Writing to SMART Recovery counselors and group leaders, Stanton reminds them that recovery is a natural process, one assisted by counselors and support groups, or reinstated when a person goes in the wrong direction. When presenting this view, Stanton must always doff his cap to Harold Mulford.

Further Reading

 

SMART Recovery News & Views, Summer, 2001, pp. 7-8.

Change is Natural

This is why therapists and helpers must embrace natural processes

Stanton Peele
Morristown, NJ

 

How (or when) do people quit addictions? Let me explore four different answers to this question. Although these answers outwardly seem to contradict the tenets of the most popular addiction therapy in the U.S. (and the world), Alcoholics Anonymous and its 12 steps, in fact the answers subsume the operation of AA.

People change addictive behaviors when they want to. Motivation is central to change. As I first said in Love and Addiction, to a large extent, people quit addictions to the extent that they wish to do so. It is hard to say something more profound about the relationships and behaviors that make up addictions, and escaping their grasp, other than that people pull away on their own. This, of course, violates AA's denigration of the idea of "will power." But what, exactly, is it that makes some people finally come to and stay with AA itself? Motivational interviewing, a therapy that focuses on and heightens the person's existing desires to change, builds on this process.
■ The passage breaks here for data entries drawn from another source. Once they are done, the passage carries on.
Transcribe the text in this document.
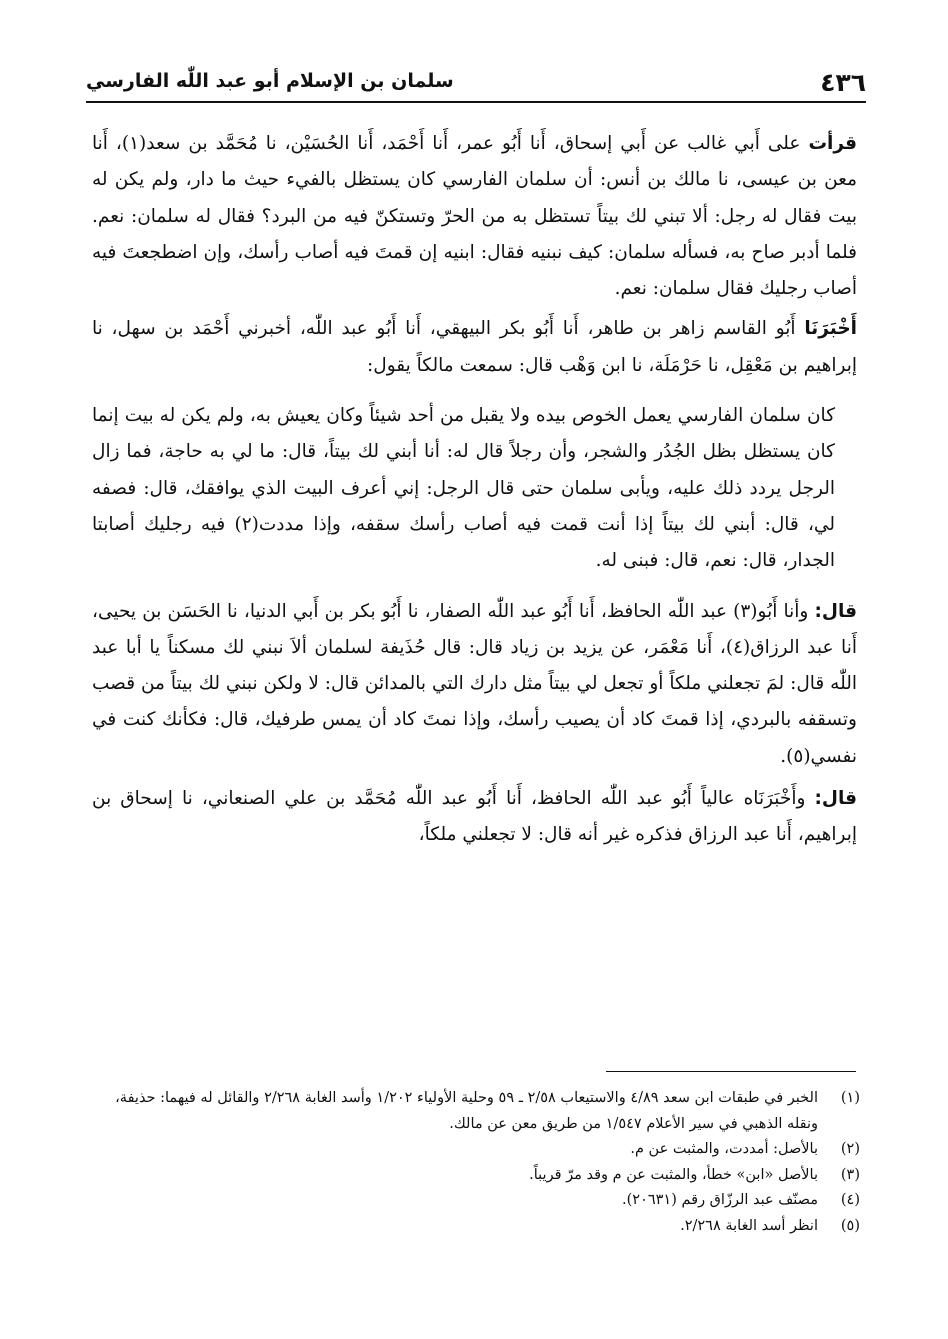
٤٣٦
سلمان بن الإسلام أبو عبد اللّٰه الفارسي

قرأت على أَبي غالب عن أَبي إسحاق، أَنا أَبُو عمر، أَنا أَحْمَد، أَنا الحُسَيْن، نا مُحَمَّد بن سعد(١)، أَنا معن بن عيسى، نا مالك بن أنس: أن سلمان الفارسي كان يستظل بالفيء حيث ما دار، ولم يكن له بيت فقال له رجل: ألا تبني لك بيتاً تستظل به من الحرّ وتستكنّ فيه من البرد؟ فقال له سلمان: نعم. فلما أدبر صاح به، فسأله سلمان: كيف نبنيه فقال: ابنيه إن قمتَ فيه أصاب رأسك، وإن اضطجعتَ فيه أصاب رجليك فقال سلمان: نعم.

أَخْبَرَنَا أَبُو القاسم زاهر بن طاهر، أَنا أَبُو بكر البيهقي، أَنا أَبُو عبد اللّٰه، أخبرني أَحْمَد بن سهل، نا إبراهيم بن مَعْقِل، نا حَرْمَلَة، نا ابن وَهْب قال: سمعت مالكاً يقول:

كان سلمان الفارسي يعمل الخوص بيده ولا يقبل من أحد شيئاً وكان يعيش به، ولم يكن له بيت إنما كان يستظل بظل الجُدُر والشجر، وأن رجلاً قال له: أنا أبني لك بيتاً، قال: ما لي به حاجة، فما زال الرجل يردد ذلك عليه، ويأبى سلمان حتى قال الرجل: إني أعرف البيت الذي يوافقك، قال: فصفه لي، قال: أبني لك بيتاً إذا أنت قمت فيه أصاب رأسك سقفه، وإذا مددت(٢) فيه رجليك أصابتا الجدار، قال: نعم، قال: فبنى له.

قال: وأنا أَبُو(٣) عبد اللّٰه الحافظ، أَنا أَبُو عبد اللّٰه الصفار، نا أَبُو بكر بن أَبي الدنيا، نا الحَسَن بن يحيى، أَنا عبد الرزاق(٤)، أَنا مَعْمَر، عن يزيد بن زياد قال: قال حُذَيفة لسلمان ألاَ نبني لك مسكناً يا أبا عبد اللّٰه قال: لمَ تجعلني ملكاً أو تجعل لي بيتاً مثل دارك التي بالمدائن قال: لا ولكن نبني لك بيتاً من قصب وتسقفه بالبردي، إذا قمتَ كاد أن يصيب رأسك، وإذا نمتَ كاد أن يمس طرفيك، قال: فكأنك كنت في نفسي(٥).

قال: وأَخْبَرَنَاه عالياً أَبُو عبد اللّٰه الحافظ، أَنا أَبُو عبد اللّٰه مُحَمَّد بن علي الصنعاني، نا إسحاق بن إبراهيم، أَنا عبد الرزاق فذكره غير أنه قال: لا تجعلني ملكاً،

(١)
الخبر في طبقات ابن سعد ٤/٨٩ والاستيعاب ٢/٥٨ ـ ٥٩ وحلية الأولياء ١/٢٠٢ وأسد الغابة ٢/٢٦٨ والقائل له فيهما: حذيفة، ونقله الذهبي في سير الأعلام ١/٥٤٧ من طريق معن عن مالك.
(٢)
بالأصل: أمددت، والمثبت عن م.
(٣)
بالأصل «ابن» خطأ، والمثبت عن م وقد مرّ قريباً.
(٤)
مصنّف عبد الرزّاق رقم (٢٠٦٣١).
(٥)
انظر أسد الغابة ٢/٢٦٨.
People change addictive behaviors when they feel they can. People won't leave a habit — or can't — until they feel they have the strength to live without it. As people mature, or feel more self reliant, or build up a more adequate life structure, they will then be more likely to have the strength to resist the allure of the addiction they have become aware is harmful for them, but which they rely on and find solace in. The therapeutic deductions from this process are that (a) people need to feel strong and to focus on their strengths in order to change, (b) people will change more to the extent that the rest of their life improves and is strengthened. The Community Reinforcement Approach attempts to strengthen each component of a person's life (work, leisure, family).

People change addictive behaviors when they feel they should. Just as with self-control, AA simultaneously relies on values and disparages them. That is, AA and related 12-step groups say that the addiction is beyond the individual's control. And, yet, they argue on a values basis that the addiction is bad for the person and that the person should want to change. At a secular level, we see that so many people have quit smoking because it has become such a disapproved activity. When people close to a person insist that he or she change, change is more likely to occur. Thus, any change in social milieu to place people in environments where the target behavior is not favored will produce a net change in the behavior.

People change addictive behaviors when they have support to do so. AA is one popular support (and not a self-help) group. But it is far from the only support people find for quitting addictions. Consider brief interventions, in which a health care worker questions or assesses a patient's drinking habits, and then recommends that the person change these (usually by cutting back). The clinician then makes sure to check up on the individual during future visits. In this way, the clinician becomes implicated in the change process, encouraging, supporting, and checking that the person does indeed change. Even this minimal level of support, when consistent and reliable enough, is often sufficient to bring about the desired change.

There are several things to note about this list. In the first place, it is commonsensical. And this is the way it should be. There are not that many undiscovered elements to human behavior since Shakespeare or the Bible. The desire of Alan Leshner, Enoch Gordis, and others to find magical aspects of the human nervous system that will suddenly eradicate people's addictions is a "whore's dream" — the fantasy the someone will magically come along and give a prostitute enough money so she can afford to quit. Only, in this case, the fantasy is that the NIDA and NIAAA will throw enough money at addictions research that a new, heretofore unimagined cure will suddenly appear.

All of these change processes occur without help to a greater or lesser extent — they are "natural" processes. This is why so many people — the majority of those in remission — quit addictions on their own. Of course, change is often slow, halting, and painful, and people want assistance in their efforts to change. Thus, I have identified therapies designed to encourage such natural processes. Groups like SMART Recovery and many professionals involved with SMART encourage and support change. But they do so, not by imparting secret spells or employing newly discovered aspects of human motivation and reinforcement. They do so by building on truisms of human growth and change and crafting them more successfully to the counseling relationship and support groups.